Proposal: Connection Resetting Middleware for SET search_path

[Amnesthesia]

Steps to reproduce

Use PgBouncer or an equivalent (e.g AWS RDS Proxy) in front of your database with Rails

Expected behavior

PgBouncer to be able to reuse connections efficiently

Actual behavior

Near 1-1 connections because connections become session-pinned when SET is encountered

System configuration

• Database: postgres 16.4 + AWS RDS Proxy

• Apartment version: latest (HEAD)

• Apartment config (in config/initializers/apartment.rb or so):

  • use_schemas: true

• Rails (or ActiveRecord) version: 7.0.8.6

• Ruby version: 3.3.5

Proposed solution

class Apartment::ResetConnection
  def initialize(app)
    @app = app
  end

  def call(env)
    @app.call(env)
  ensure
    # Reset search path to allow connections to be unpinned if the SET pinned them
    Apartment.connection.execute('RESET search_path')
  end
end

Alternatively, this could be done in the postgres adapter:

  class PostgresqlAdapter < AbstractAdapter
      ....
      #   Reset schema search path to the default schema_search_path
      #
      #   @return {String} default schema search path
      #
      def reset
        @current = default_tenant
        Apartment.connection.schema_search_path = full_search_path
        Apartment.connection.execute('RESET search_path')
      end

      ....
  end

I'm not super familiar with how this works in Apartment, so thought I'd open an issue with the proposal rather than a PR. What do you think, would this be possible? Would it cause any issues?

[mnovelo]

hmmm, I'd think that a SET search path would be issued whenever a query was about to be sent through a connection, so it doesn't matter what the previous value of search path was. This is why I don't think there's been much done to issue an additional SQL statement to reset the search path on the connection. Can you tell me more about your use case? When are you specifying a tenant, i.e., the search path?

[Amnesthesia]

@mnovelo We set the tenant during authentication, i.e after parsing the JWT token and authenticating a user. So, I agree that it doesn't matter what the previous value of search path was, but when RDS Proxy comes across a SET command (SET search_path, SET timezone, doesn't matter). Here's some info on that: https://jpcamara.com/2023/04/12/pgbouncer-is-useful.html

Amazon has a similar tool to PgBouncer called RDS Proxy, and it has a feature called “connection pinning”. If it detects a statement that is incompatible with transaction mode, it will automatically hold that connection for that client for the duration of their session.
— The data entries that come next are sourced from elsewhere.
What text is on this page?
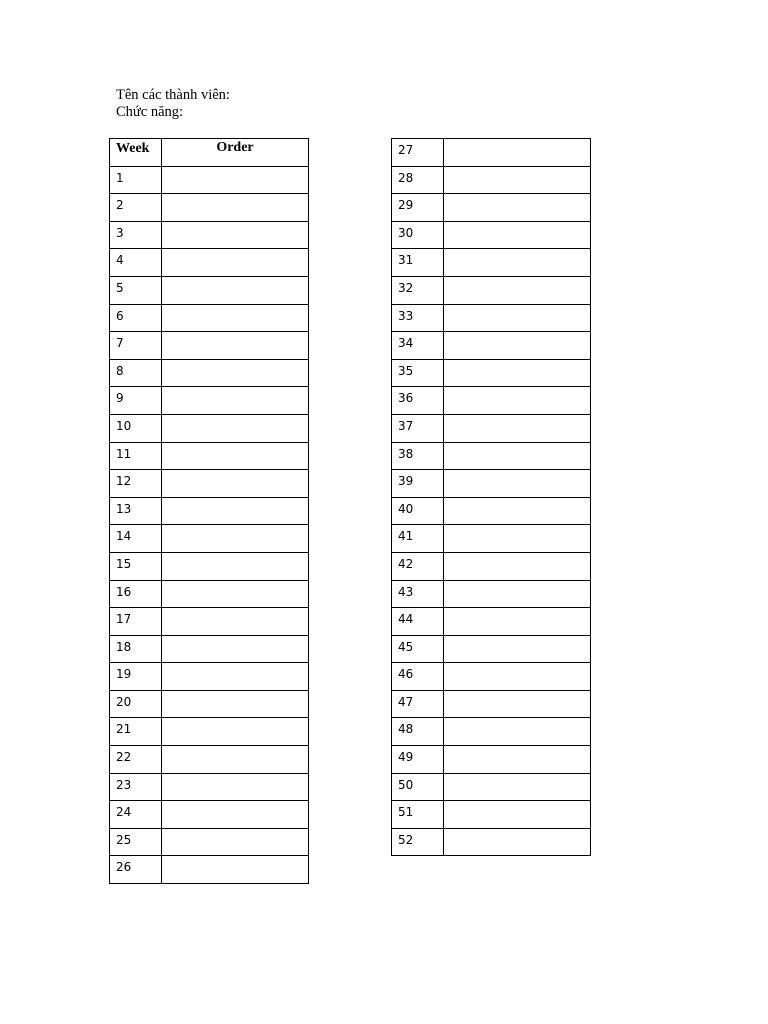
Tên các thành viên:
Chức năng:
Week	Order
1	
2	
3	
4	
5	
6	
7	
8	
9	
10	
11	
12	
13	
14	
15	
16	
17	
18	
19	
20	
21	
22	
23	
24	
25	
26	
27	
28	
29	
30	
31	
32	
33	
34	
35	
36	
37	
38	
39	
40	
41	
42	
43	
44	
45	
46	
47	
48	
49	
50	
51	
52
This is both highly useful and simultaneously problematic. It means query behavior is consistent with your expectations (🙌🏼) but also that you can silently kill all concurrency benefits (😑). If enough queries are run that trigger connection pinning, all of a sudden you may throttle your throughput. But it does give you an escape hatch for safely running statements which are not transaction compatible without having to jump through any hoops.
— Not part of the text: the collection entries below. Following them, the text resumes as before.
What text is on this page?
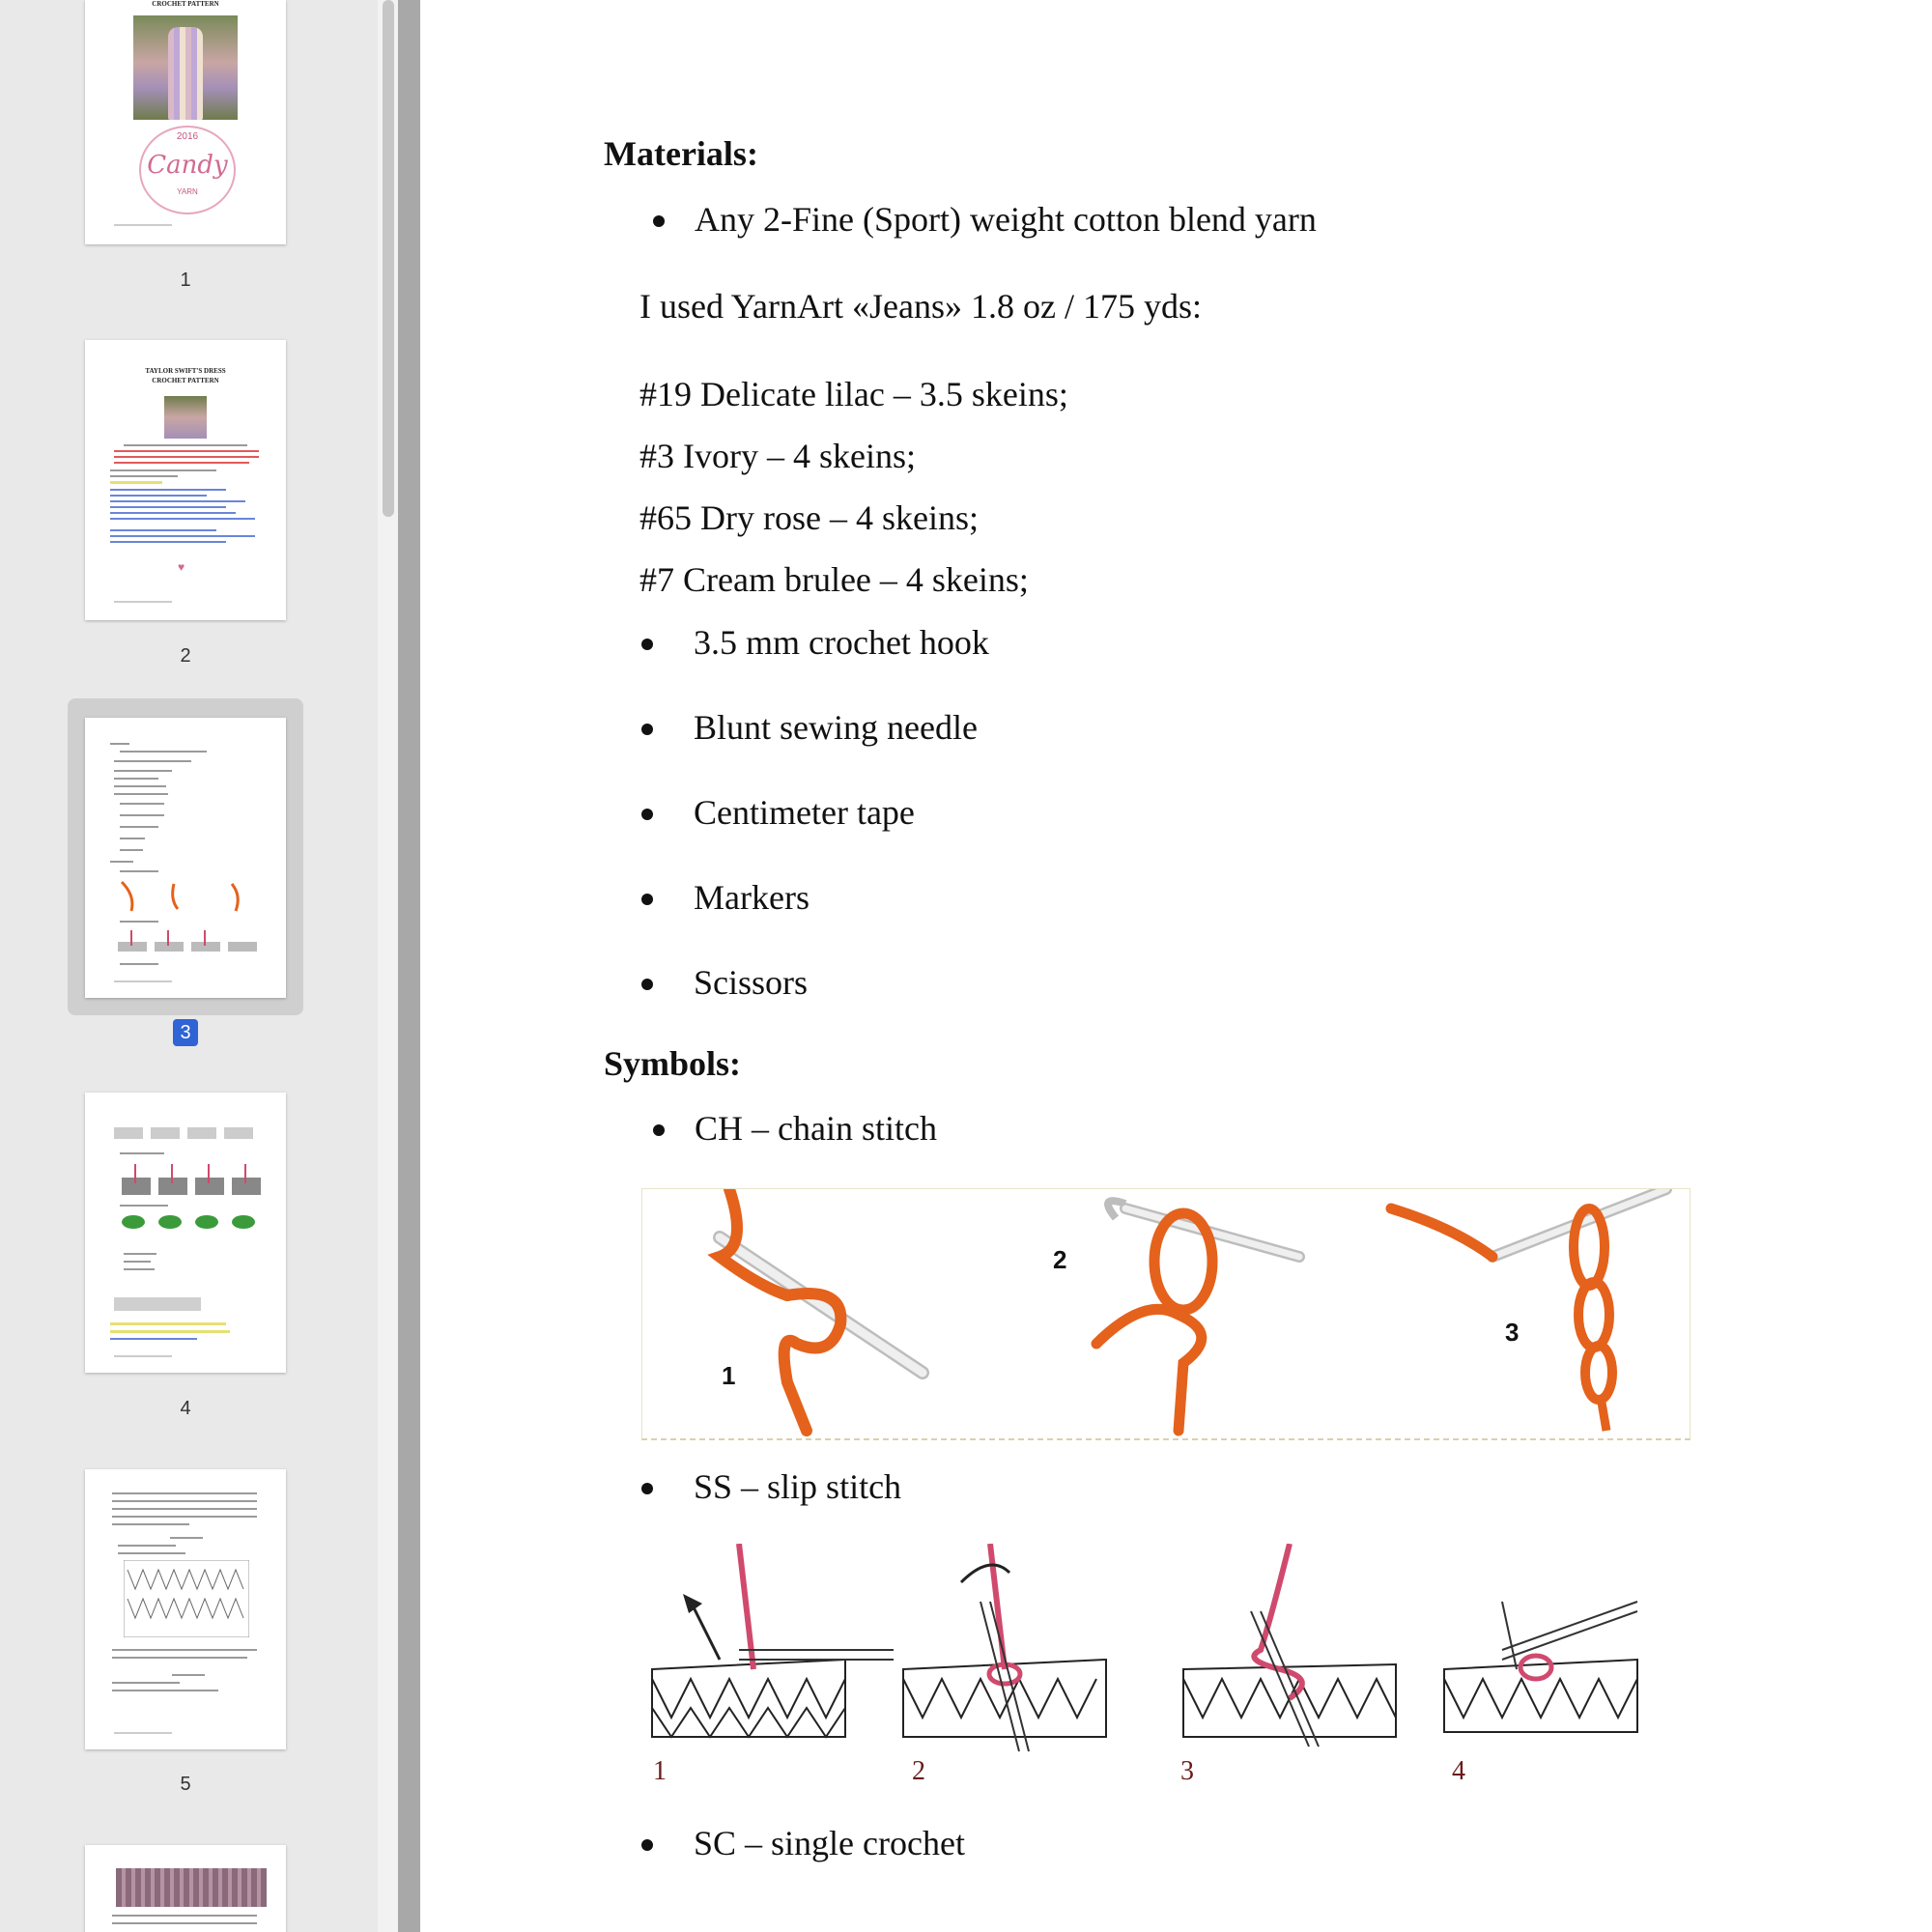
CROCHET PATTERN
2016
Candy
YARN
1
TAYLOR SWIFT'S DRESS
CROCHET PATTERN
♥
2
3
4
5
Materials:
Any 2-Fine (Sport) weight cotton blend yarn
I used YarnArt «Jeans» 1.8 oz / 175 yds:
#19 Delicate lilac – 3.5 skeins;
#3 Ivory – 4 skeins;
#65 Dry rose – 4 skeins;
#7 Cream brulee – 4 skeins;
3.5 mm crochet hook
Blunt sewing needle
Centimeter tape
Markers
Scissors
Symbols:
CH – chain stitch
1
2
3
SS – slip stitch
1	2	3	4
SC – single crochet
The problem is that this leads to pretty much all connections being session-pinned because of Apartment setting the search path, and not resetting it

[mnovelo]

Oh, I see. Then, something like what you're proposing would be helpful for people using either AWS RDS Proxy or PgBouncer. I'd prefer for this to be something that has to be enabled by configuration. This would execute an unnecessary query for those not using AWS RDS Proxy or PgBouncer, so I'd want this behavior disabled by default. I'm open to names for this configuration, like enforce_search_path_reset or similar.

[Amnesthesia]

@mnovelo I see what you're saying, on the other hand, wouldn't it make sense that the reset method actually resets things that it has set, such as search path? Although it executes an additional query, it's not a very heavy one, and it really just cleans up what it did by setting the search path in the first place. I think it seems like reasonable cleanup?
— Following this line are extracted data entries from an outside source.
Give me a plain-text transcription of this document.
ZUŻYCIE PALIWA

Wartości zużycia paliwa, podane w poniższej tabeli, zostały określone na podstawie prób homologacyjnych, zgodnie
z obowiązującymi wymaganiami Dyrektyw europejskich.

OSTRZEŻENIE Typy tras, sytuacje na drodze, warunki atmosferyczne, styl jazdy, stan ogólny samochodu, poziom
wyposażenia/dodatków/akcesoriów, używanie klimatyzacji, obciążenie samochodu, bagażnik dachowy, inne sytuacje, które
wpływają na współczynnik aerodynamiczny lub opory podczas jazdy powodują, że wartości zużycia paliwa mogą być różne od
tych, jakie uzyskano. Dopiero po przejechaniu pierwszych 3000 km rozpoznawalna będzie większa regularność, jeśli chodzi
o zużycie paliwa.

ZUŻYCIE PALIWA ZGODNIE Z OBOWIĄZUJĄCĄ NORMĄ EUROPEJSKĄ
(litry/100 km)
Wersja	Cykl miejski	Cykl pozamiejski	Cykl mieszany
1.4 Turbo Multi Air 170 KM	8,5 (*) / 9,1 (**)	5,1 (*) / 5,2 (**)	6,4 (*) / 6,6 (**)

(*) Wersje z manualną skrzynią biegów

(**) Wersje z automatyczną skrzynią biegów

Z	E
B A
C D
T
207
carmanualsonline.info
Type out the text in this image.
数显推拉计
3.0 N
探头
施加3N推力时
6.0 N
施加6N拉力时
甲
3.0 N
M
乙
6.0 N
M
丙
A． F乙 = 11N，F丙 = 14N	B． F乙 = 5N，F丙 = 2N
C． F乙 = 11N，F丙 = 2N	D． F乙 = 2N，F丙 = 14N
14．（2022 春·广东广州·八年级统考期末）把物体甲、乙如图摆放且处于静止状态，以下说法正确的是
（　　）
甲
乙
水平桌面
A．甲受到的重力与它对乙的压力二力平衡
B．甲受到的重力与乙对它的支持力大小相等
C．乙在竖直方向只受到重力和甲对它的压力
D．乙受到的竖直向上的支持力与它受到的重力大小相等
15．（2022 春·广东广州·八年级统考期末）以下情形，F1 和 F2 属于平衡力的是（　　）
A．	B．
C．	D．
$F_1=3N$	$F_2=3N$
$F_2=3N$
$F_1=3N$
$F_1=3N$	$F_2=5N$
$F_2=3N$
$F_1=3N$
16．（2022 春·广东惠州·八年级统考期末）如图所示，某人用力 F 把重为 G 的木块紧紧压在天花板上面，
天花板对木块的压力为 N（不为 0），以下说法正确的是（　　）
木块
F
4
I think enforce_search_path_reset sounds like a good name for such a configuration, or reset_search_path_before_disconnect

[mnovelo]

Let's go with enforce_search_path_reset with a default of false. While I see what you're saying about cleanup, it's similar to the tenant_presence_check, which is also an arguably good practice to have enabled. What we've found in our production environment is that such an additional safeguard was not worth the overhead of an extra query on each request. At this time, I don't see this being a necessity outside of connection pooling solutions like RDS Proxy and PgBouncer, which is why I'm defaulting it to false. I'm happy to default it to true in the future if more people find it beneficial.